Other models of supervision for GPs exist. For over a decade, the Tavistock Clinic has promoted a ‘post-Balint’ approach to case discussion using ideas and skills drawn from narrative-based medicine, systemic therapy, and from contemporary forms of postgraduate GP training.14 This involves explicit teaching of the micro-skills for effective one-to-one or group clinical supervision. We try to impart skills that can be applied not just in formal supervision, but also in informal workplace conversations. We base much of our approach on established methods of training in consultation skills, which bear much resemblance to supervision skills. We use a great deal of closely supervised small group work and video review. In a considered reaction against Balint-style techniques, we actively encourage group members to ask pertinent questions, to include technical issues in the discussion where necessary, and not to limit the focus to the doctor's feelings unless this is the request of the colleague bringing the case for discussion. Our overall aim is to teach GPs how to help their peers and juniors find their own resolutions — both emotional and pragmatic — for their work problems.

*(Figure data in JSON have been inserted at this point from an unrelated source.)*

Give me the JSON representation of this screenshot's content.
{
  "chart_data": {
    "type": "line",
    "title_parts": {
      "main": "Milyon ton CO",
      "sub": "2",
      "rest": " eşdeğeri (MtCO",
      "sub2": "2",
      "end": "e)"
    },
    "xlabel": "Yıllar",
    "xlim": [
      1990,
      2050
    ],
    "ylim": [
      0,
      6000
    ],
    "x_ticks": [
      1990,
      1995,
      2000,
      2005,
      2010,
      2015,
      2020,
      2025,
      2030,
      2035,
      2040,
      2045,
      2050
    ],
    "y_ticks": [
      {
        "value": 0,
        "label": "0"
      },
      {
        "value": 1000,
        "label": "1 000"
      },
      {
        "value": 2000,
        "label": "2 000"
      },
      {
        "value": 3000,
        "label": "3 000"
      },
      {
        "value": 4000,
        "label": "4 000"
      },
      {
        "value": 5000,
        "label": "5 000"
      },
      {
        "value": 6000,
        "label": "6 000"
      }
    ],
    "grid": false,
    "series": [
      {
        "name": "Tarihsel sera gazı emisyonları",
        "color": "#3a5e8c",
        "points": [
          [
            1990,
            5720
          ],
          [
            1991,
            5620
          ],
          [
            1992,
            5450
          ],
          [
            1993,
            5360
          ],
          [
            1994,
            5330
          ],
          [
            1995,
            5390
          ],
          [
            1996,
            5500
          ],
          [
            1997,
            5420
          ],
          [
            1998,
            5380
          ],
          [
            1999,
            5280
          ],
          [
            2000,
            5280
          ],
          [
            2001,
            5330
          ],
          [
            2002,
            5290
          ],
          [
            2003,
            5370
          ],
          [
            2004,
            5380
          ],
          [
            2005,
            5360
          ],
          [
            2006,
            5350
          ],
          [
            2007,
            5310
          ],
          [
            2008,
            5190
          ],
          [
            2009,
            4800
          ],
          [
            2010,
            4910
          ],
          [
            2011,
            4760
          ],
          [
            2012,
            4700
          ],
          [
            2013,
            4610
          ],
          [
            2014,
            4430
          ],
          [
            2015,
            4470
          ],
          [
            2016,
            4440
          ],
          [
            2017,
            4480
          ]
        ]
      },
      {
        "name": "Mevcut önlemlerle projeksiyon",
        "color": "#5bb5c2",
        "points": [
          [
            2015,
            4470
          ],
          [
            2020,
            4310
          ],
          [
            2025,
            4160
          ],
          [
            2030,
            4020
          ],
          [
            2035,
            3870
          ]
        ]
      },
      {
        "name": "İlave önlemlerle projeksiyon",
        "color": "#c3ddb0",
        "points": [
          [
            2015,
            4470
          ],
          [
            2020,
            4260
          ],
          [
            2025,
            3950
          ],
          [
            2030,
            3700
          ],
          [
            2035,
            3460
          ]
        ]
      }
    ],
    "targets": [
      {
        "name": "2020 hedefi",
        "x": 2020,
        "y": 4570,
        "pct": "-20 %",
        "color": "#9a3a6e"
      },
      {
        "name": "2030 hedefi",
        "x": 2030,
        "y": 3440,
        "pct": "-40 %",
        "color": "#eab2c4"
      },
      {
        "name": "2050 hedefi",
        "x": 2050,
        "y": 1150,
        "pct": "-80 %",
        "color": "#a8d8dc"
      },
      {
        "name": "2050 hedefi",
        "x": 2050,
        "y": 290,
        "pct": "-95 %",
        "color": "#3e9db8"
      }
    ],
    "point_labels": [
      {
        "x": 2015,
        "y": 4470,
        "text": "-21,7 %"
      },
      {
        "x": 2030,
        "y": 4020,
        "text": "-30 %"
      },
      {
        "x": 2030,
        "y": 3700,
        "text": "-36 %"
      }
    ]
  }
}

A related project at the London Department of Postgraduate GP Education (the ‘London GP Deanery’) has used the same approach to provide half-day or 1-day supervision training workshops for several hundred GP trainers and appraisers in the London region over the past 3 years.15 Around 120 people have subsequently elected to participate in more intensive 3-day training to enhance their skills in supervising peers and juniors. Seventeen GPs now attend an ongoing supervision seminar at the Tavistock, which we hope will equip them to become supervision trainers. Other deaneries around Britain have commissioned workshops and courses, and we know of initiatives based on similar ideas elsewhere, including the Nordic countries and Israel. Some of these initiatives draw on best supervision practice both from Balint work and the more structured and pedagogic approach that we now take at the Tavistock.
The time has arrived for experimentation and pluralism in clinical supervision for GPs. We need to motivate GPs to find time for discussing a random or purposeful selection of their cases on a regular basis, using existing skills as well as ones they have newly learned. We should seek to value and enhance all the various forms of peer support that are already in place. We should draw on the huge fund of educational expertise that exists in other areas of postgraduate education, including consultation skills training, as well as the wisdom and experience of the Balint movement.
Rather than lamenting the demise of Balint groups, there is an urgent need to develop and research other approaches, and their effects on patient care.16 Whether or not we learn to love the word supervision, we should embrace the activity itself in a multiplicity of forms, and make sure that these serve ourselves and the public well.
Conflict of Interest
John Launer is organising tutor of supervision seminars at the Tavistock Clinic and clinical supervision lead at the London GP Deanery. He has received payment from other deaneries, primary care trusts, and universities in Britain and abroad, for workshops and courses in clinical supervision.